At 8.5 kilos this ‘Relief Model Map of Sussex’ is currently our heaviest as well as one of our scarcest maps. It was published by EJ Arnold & Son Ltd in Leeds, in April 1908.
There are no copies recorded anywhere that we have found as yet. It may have been made for the schoolroom, but we think this Edwardian plaster relief map in its original frame was probably commissioned for display in offices or stations of the London, Brighton & South Coast Railway, whose lines are featured prominently on the map.

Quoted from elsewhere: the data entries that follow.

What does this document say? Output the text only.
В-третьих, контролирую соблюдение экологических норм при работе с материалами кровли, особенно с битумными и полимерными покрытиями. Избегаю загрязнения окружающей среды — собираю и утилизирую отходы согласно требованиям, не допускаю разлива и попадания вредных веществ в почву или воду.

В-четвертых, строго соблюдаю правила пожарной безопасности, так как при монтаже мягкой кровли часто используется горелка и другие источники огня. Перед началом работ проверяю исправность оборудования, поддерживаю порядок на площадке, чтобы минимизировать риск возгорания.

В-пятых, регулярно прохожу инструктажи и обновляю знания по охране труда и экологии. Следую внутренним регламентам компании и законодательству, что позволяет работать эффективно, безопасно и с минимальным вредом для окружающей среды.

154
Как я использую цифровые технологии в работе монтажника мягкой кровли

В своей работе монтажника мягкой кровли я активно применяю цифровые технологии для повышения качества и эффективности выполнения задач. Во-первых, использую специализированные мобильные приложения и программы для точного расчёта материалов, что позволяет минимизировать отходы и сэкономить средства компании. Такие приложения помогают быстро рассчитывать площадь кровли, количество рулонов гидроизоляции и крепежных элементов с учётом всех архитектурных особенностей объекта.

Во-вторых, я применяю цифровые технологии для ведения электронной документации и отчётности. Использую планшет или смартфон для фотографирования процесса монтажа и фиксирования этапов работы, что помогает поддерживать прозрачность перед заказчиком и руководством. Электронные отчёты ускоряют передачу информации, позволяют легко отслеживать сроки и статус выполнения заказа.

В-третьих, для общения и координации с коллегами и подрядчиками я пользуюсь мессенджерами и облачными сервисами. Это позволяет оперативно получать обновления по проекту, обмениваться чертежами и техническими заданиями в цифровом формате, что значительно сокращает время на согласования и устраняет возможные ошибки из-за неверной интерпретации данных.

EJ Arnold & Son Ltd, of Leeds, were leading educational publishers and wholesale stationers. A series of the firm’s relief maps for use in schools was praised in a 1906 issue of ‘The School World’, which offset the initial costs against perceived durability, the assumption being that a country’s physical features do not change (whereas political boundaries might) so that one model relief map was likely to outlast several conventional wall maps. The maps were by this time made with ‘plaster of Paris mixed with a fibrous matter’ which bound the mass together and also made the maps lighter. The surface was then ‘enamelled in permanent colours’ which was relatively easy to clean.
Arnold’s maps might have been fractionally stronger and lighter than their Victorian predecessors, but very few have survived a century of accidents and house clearances.